Der Grund dafür liegt darin, dass das überströmende Gas ionisiert ist. In einem Magnetfeld kann es sich deshalb längs der Feldlinien frei bewegen, quer dazu aber nicht: Die Lorentz-Kraft zwingt jedes geladene Teilchen, sich auf einer Spiralbahn um die Magnetfeldrichtung zu bewegen. Für das überströmende Gas bedeutet das, dass es weit entfernt vom Neutronenstern wie oben beschrieben in einer flachen Scheibe kreist, dass diese Bewegung aber in der Nähe des Neutronensterns durch das Magnetfeld zunehmend gestört und dann ganz aufgebrochen wird. In einer Übergangszone am Innenrand der Scheibe, etwa 1000 Kilometer vom Neutronenstern entfernt, tritt das ionisierte Gas in die Magnetosphäre des Neutronensterns über und folgt von nun den magnetischen Feldlinien bis zur Sternoberfläche (Abb. 4). Dort trifft es auf zwei kleinen Flächen mit einer Ausdehnung von wenigen Quadratkilometern in der Nähe der beiden magnetischen Pole auf (Abb. 5). Wenn sich der Neutronenstern dreht, wirken die beiden kleinen Emissionsgebiete wie rotierende Scheinwerfer und die Röntgenquelle erscheint gepulst - als »kosmischer Leuchtturm«.

Polregion
Abb. 5: In der Nähe der magnetischen Pole prallt überströmendes Gas auf den Neutronenstern. In jeder Sekunde stürzen hundert Milliarden Tonnen Gas mit mehr als der halben Lichtgeschwindigkeit auf eine Fläche von wenigen Quadratkilometern.

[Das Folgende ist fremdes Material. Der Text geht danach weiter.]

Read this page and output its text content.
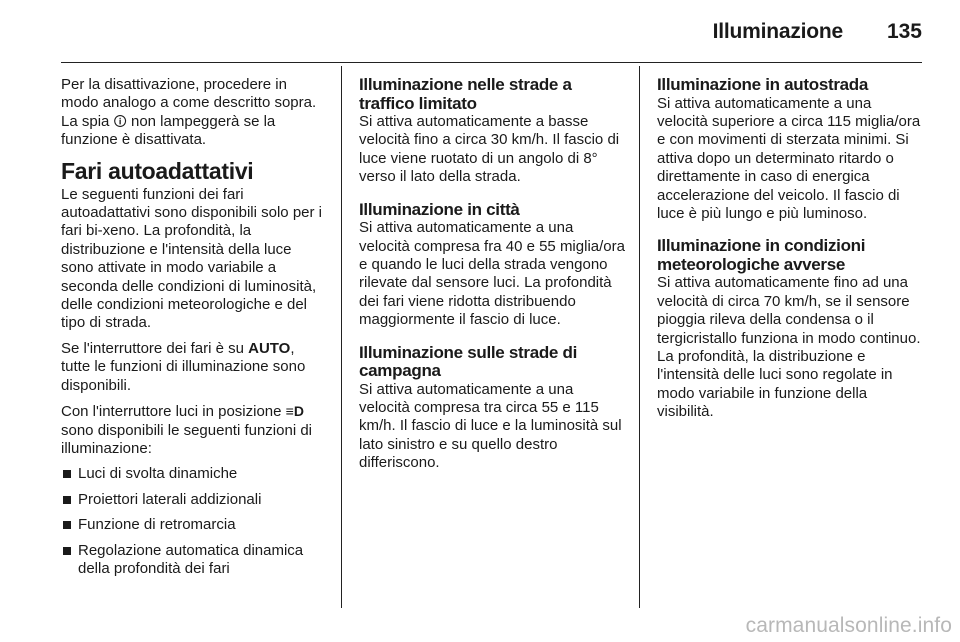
Illuminazione 135

Per la disattivazione, procedere in modo analogo a come descritto sopra. La spia 🛈 non lampeggerà se la funzione è disattivata.

Fari autoadattativi

Le seguenti funzioni dei fari autoadattativi sono disponibili solo per i fari bi-xeno. La profondità, la distribuzione e l'intensità della luce sono attivate in modo variabile a seconda delle condizioni di luminosità, delle condizioni meteorologiche e del tipo di strada.

Se l'interruttore dei fari è su AUTO, tutte le funzioni di illuminazione sono disponibili.

Con l'interruttore luci in posizione ≡D sono disponibili le seguenti funzioni di illuminazione:

Luci di svolta dinamiche
Proiettori laterali addizionali
Funzione di retromarcia
Regolazione automatica dinamica della profondità dei fari
Illuminazione nelle strade a traffico limitato

Si attiva automaticamente a basse velocità fino a circa 30 km/h. Il fascio di luce viene ruotato di un angolo di 8° verso il lato della strada.

Illuminazione in città

Si attiva automaticamente a una velocità compresa fra 40 e 55 miglia/ora e quando le luci della strada vengono rilevate dal sensore luci. La profondità dei fari viene ridotta distribuendo maggiormente il fascio di luce.

Illuminazione sulle strade di campagna

Si attiva automaticamente a una velocità compresa tra circa 55 e 115 km/h. Il fascio di luce e la luminosità sul lato sinistro e su quello destro differiscono.

Illuminazione in autostrada

Si attiva automaticamente a una velocità superiore a circa 115 miglia/ora e con movimenti di sterzata minimi. Si attiva dopo un determinato ritardo o direttamente in caso di energica accelerazione del veicolo. Il fascio di luce è più lungo e più luminoso.

Illuminazione in condizioni meteorologiche avverse

Si attiva automaticamente fino ad una velocità di circa 70 km/h, se il sensore pioggia rileva della condensa o il tergicristallo funziona in modo continuo. La profondità, la distribuzione e l'intensità delle luci sono regolate in modo variabile in funzione della visibilità.

carmanualsonline.info
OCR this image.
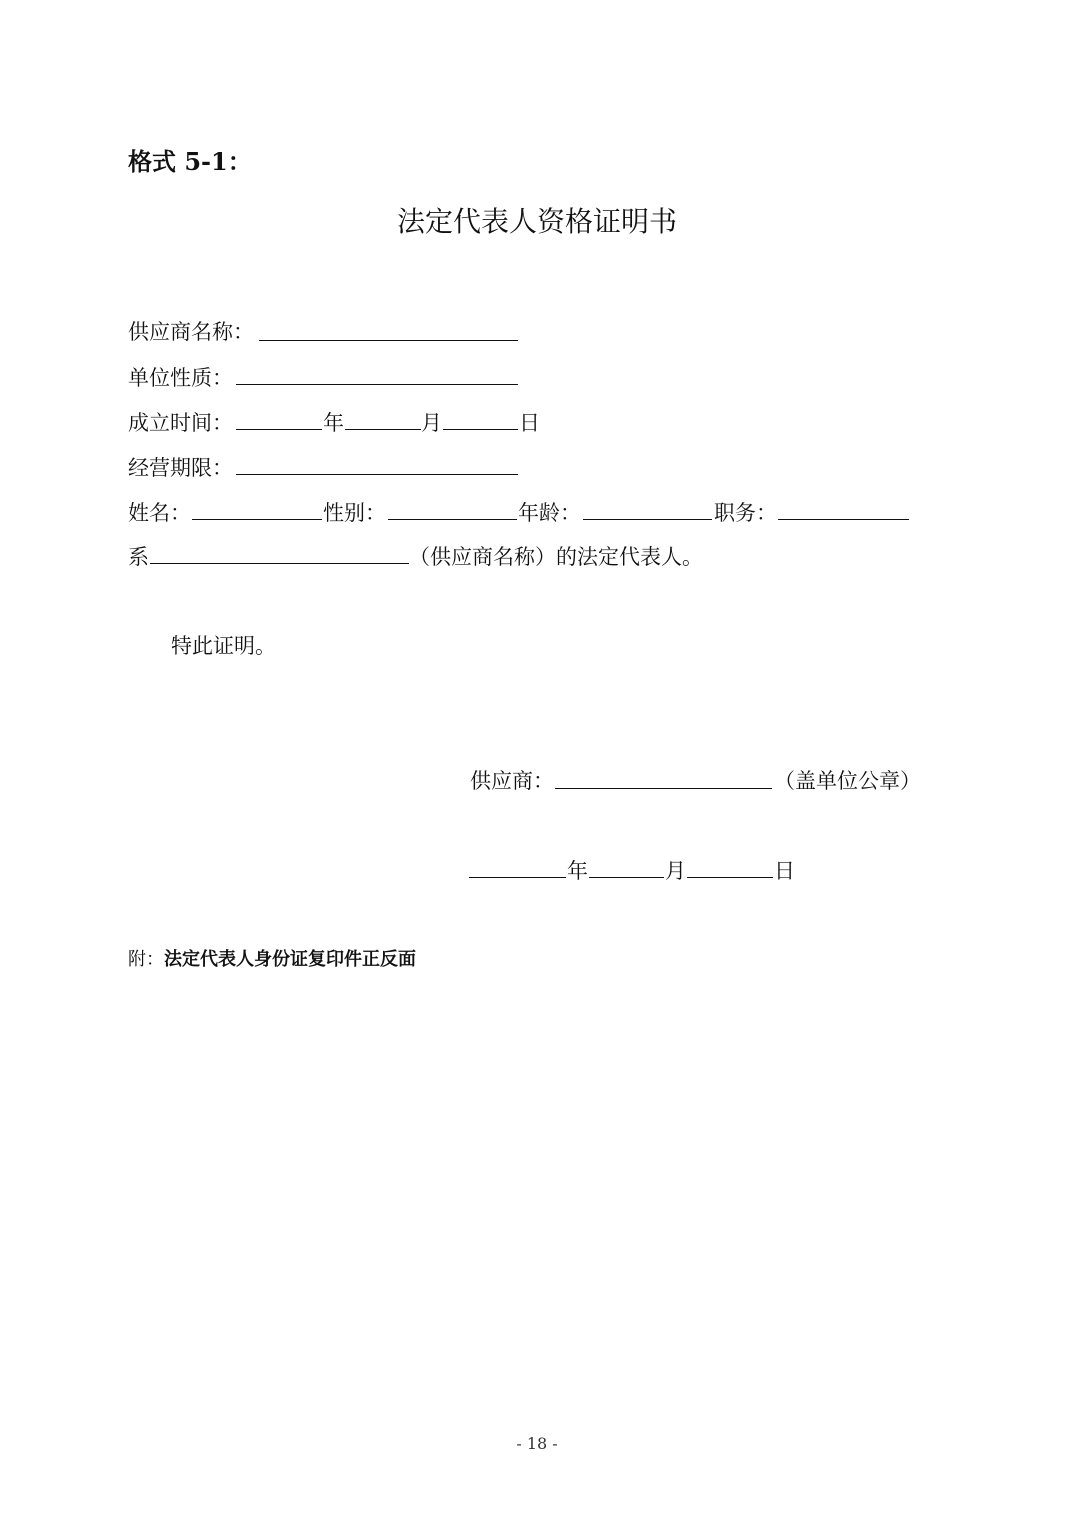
格式 5-1：
法定代表人资格证明书
供应商名称：
单位性质：
成立时间：	年	月	日
经营期限：
姓名：	性别：	年龄：	职务：
系	（供应商名称）的法定代表人。
特此证明。
供应商：	（盖单位公章）
年	月	日
附：法定代表人身份证复印件正反面
- 18 -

Eine Bestätigung für die vermutete Existenz des starken Magnetfelds wurde erstmals 1987 im Spektrum von Hercules X-1 gefunden: eine Absorptionslinie bei einer Photonenenergie von etwa 40 keV (40000 Elektronenvolt). Diese Linie kommt dadurch zustande, dass ein Elektron im Magnetfeld, klassisch betrachtet, einer spiralförmigen Bahn um die Magnetfeldrichtung folgt. Es kreist dabei mit der so genannten Zyklotronfrequenz, die proportional zur magnetischen Feldstärke ist. Strahlung, deren Frequenz mit der Zyklotronfrequenz übereinstimmt, wird an dem Elektron resonant gestreut. Die Linie im Spektrum zeigt also die Zyklotronfrequenz an, aus der man auf das Magnetfeld schließen kann: 40 keV entsprechen einem Magnetfeld von 300 Millionen Tesla. Zum Vergleich: Die Feldstärke des Erdmagnetfeldes beträgt fünf hunderttausendstel Tesla, im Labor kann man statische Felder von einigen zehn Tesla erzeugen. In den letzten Jahren wurden in zahlreichen weiteren Röntgenpulsaren Zyklotronlinien entdeckt, die allesamt Magnetfelder von 100 Millionen Tesla und mehr anzeigen.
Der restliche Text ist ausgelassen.